IV. EXAMEN DES ARTICLES RATTACHÉS

A. ARTICLE 81 RATTACHÉ

L'article 81 du projet de loi de finances pour 2004, rattaché, pour son examen, aux crédits de la santé et de la solidarité, vise à majorer des taxes et redevances affectées à l'Agence française de sécurité sanitaire des produits de santé (AFSSAPS).

L'Agence française de sécurité sanitaire des produits de santé 10 ( * ) (AFSSAPS), établissement public administratif de l'Etat créé par la loi n° 98-535 du 1 er juillet 1998, est responsable de la sécurité sanitaire des produits de santé destinés à l'homme, tels que les médicaments, les produits sanguins labiles, les organes, tissus et cellules, les produits de thérapie cellulaire et génique, les produits thérapeutiques annexes, les dispositifs médicaux, les réactifs de laboratoires ou certaines variétés d'aliments diététiques destinés à des fins médicales spéciales, ainsi que des produits à finalité cosmétique ou d'hygiène corporelle.

L'établissement disposait à sa création d'un dispositif de taxes et redevances sur les médicaments et les réactifs de laboratoire dont était dotée l'Agence du médicament, à laquelle il a succédé. Ce dispositif a été complété par la création, en loi de finances pour 2001, de taxes sur le chiffre d'affaires des dispositifs médicaux (articles L. 5211-5-2 et L. 5221-7 du code de la santé publique) ainsi que sur les demandes d'inscription de dispositifs médicaux sur la liste prévue à l'article L. 165-1 du code de la sécurité sociale (article L. 5211-5-1 du même code).

Le présent article majore ces taxes, parfois dans des proportions importantes.

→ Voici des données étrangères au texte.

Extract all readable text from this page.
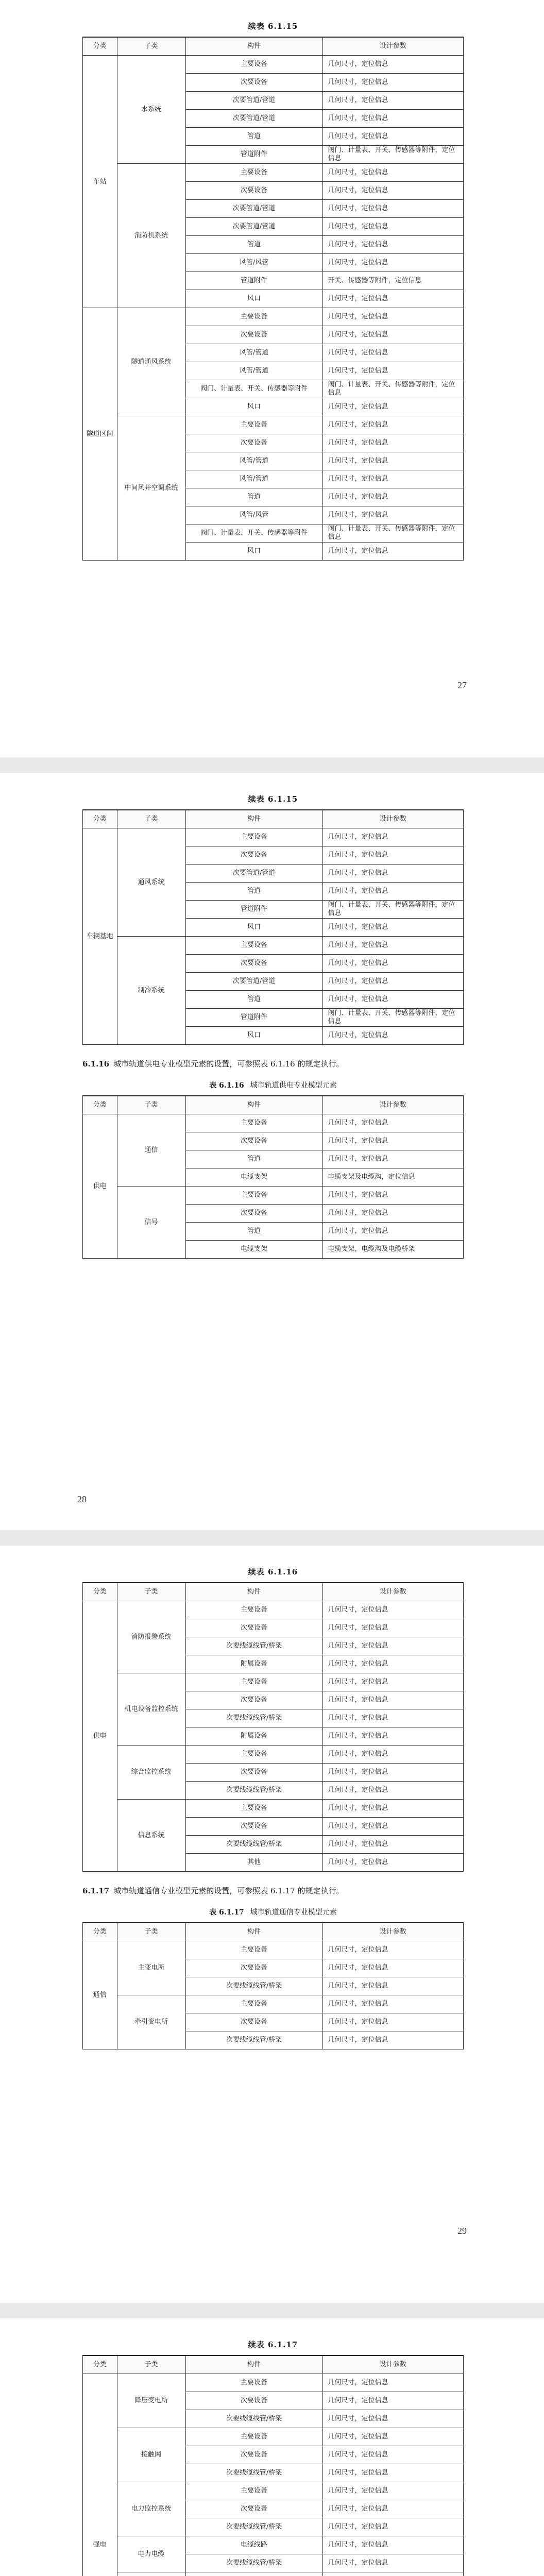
续表 6.1.15
分类	子类	构件	设计参数
车站	水系统	主要设备	几何尺寸，定位信息
		次要设备	几何尺寸，定位信息
		次要管道/管道	几何尺寸，定位信息
		次要管道/管道	几何尺寸，定位信息
		管道	几何尺寸，定位信息
		管道附件	阀门、计量表、开关、传感器等附件，定位信息
	消防机系统	主要设备	几何尺寸，定位信息
		次要设备	几何尺寸，定位信息
		次要管道/管道	几何尺寸，定位信息
		次要管道/管道	几何尺寸，定位信息
		管道	几何尺寸，定位信息
		风管/风管	几何尺寸，定位信息
		管道附件	开关、传感器等附件，定位信息
		风口	几何尺寸，定位信息
隧道区间	隧道通风系统	主要设备	几何尺寸，定位信息
		次要设备	几何尺寸，定位信息
		风管/管道	几何尺寸，定位信息
		风管/管道	几何尺寸，定位信息
		阀门、计量表、开关、传感器等附件	阀门、计量表、开关、传感器等附件，定位信息
		风口	几何尺寸，定位信息
	中间风井空调系统	主要设备	几何尺寸，定位信息
		次要设备	几何尺寸，定位信息
		风管/管道	几何尺寸，定位信息
		风管/管道	几何尺寸，定位信息
		管道	几何尺寸，定位信息
		风管/风管	几何尺寸，定位信息
		阀门、计量表、开关、传感器等附件	阀门、计量表、开关、传感器等附件，定位信息
		风口	几何尺寸，定位信息
27
续表 6.1.15
分类	子类	构件	设计参数
车辆基地	通风系统	主要设备	几何尺寸，定位信息
		次要设备	几何尺寸，定位信息
		次要管道/管道	几何尺寸，定位信息
		管道	几何尺寸，定位信息
		管道附件	阀门、计量表、开关、传感器等附件，定位信息
		风口	几何尺寸，定位信息
	制冷系统	主要设备	几何尺寸，定位信息
		次要设备	几何尺寸，定位信息
		次要管道/管道	几何尺寸，定位信息
		管道	几何尺寸，定位信息
		管道附件	阀门、计量表、开关、传感器等附件，定位信息
		风口	几何尺寸，定位信息
6.1.16 城市轨道供电专业模型元素的设置，可参照表 6.1.16 的规定执行。
表 6.1.16 城市轨道供电专业模型元素
分类	子类	构件	设计参数
供电	通信	主要设备	几何尺寸，定位信息
		次要设备	几何尺寸，定位信息
		管道	几何尺寸，定位信息
		电缆支架	电缆支架及电缆沟，定位信息
	信号	主要设备	几何尺寸，定位信息
		次要设备	几何尺寸，定位信息
		管道	几何尺寸，定位信息
		电缆支架	电缆支架，电缆沟及电缆桥架
28
续表 6.1.16
分类	子类	构件	设计参数
供电	消防报警系统	主要设备	几何尺寸，定位信息
		次要设备	几何尺寸，定位信息
		次要线缆线管/桥架	几何尺寸，定位信息
		附属设备	几何尺寸，定位信息
	机电设备监控系统	主要设备	几何尺寸，定位信息
		次要设备	几何尺寸，定位信息
		次要线缆线管/桥架	几何尺寸，定位信息
		附属设备	几何尺寸，定位信息
	综合监控系统	主要设备	几何尺寸，定位信息
		次要设备	几何尺寸，定位信息
		次要线缆线管/桥架	几何尺寸，定位信息
	信息系统	主要设备	几何尺寸，定位信息
		次要设备	几何尺寸，定位信息
		次要线缆线管/桥架	几何尺寸，定位信息
		其他	几何尺寸，定位信息
6.1.17 城市轨道通信专业模型元素的设置，可参照表 6.1.17 的规定执行。
表 6.1.17 城市轨道通信专业模型元素
分类	子类	构件	设计参数
通信	主变电所	主要设备	几何尺寸，定位信息
		次要设备	几何尺寸，定位信息
		次要线缆线管/桥架	几何尺寸，定位信息
	牵引变电所	主要设备	几何尺寸，定位信息
		次要设备	几何尺寸，定位信息
		次要线缆线管/桥架	几何尺寸，定位信息
29
续表 6.1.17
分类	子类	构件	设计参数
强电	降压变电所	主要设备	几何尺寸，定位信息
		次要设备	几何尺寸，定位信息
		次要线缆线管/桥架	几何尺寸，定位信息
	接触网	主要设备	几何尺寸，定位信息
		次要设备	几何尺寸，定位信息
		次要线缆线管/桥架	几何尺寸，定位信息
	电力监控系统	主要设备	几何尺寸，定位信息
		次要设备	几何尺寸，定位信息
		次要线缆线管/桥架	几何尺寸，定位信息
	电力电缆	电缆线路	几何尺寸，定位信息
		次要线缆线管/桥架	几何尺寸，定位信息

Cinq modifications sont prévues.

1. Le droit progressif d'autorisation de mise sur le marché de médicaments

Le droit progressif sur les demandes d'autorisation de mise sur le marché de médicaments (AMM) est prévu à l'article L. 5121-16 du code de la santé publique. Le montant plafond de cette taxe a été fixé par la loi n° 95-116 du 4 février 1995 à 150.000 francs. L'ordonnance n° 2000-916 du 19 septembre 2000 a converti ce montant en euros, à 23.000 euros selon les règles de transposition. Ce montant est appliqué aux dossiers d'AMM contenant un nouveau principe actif.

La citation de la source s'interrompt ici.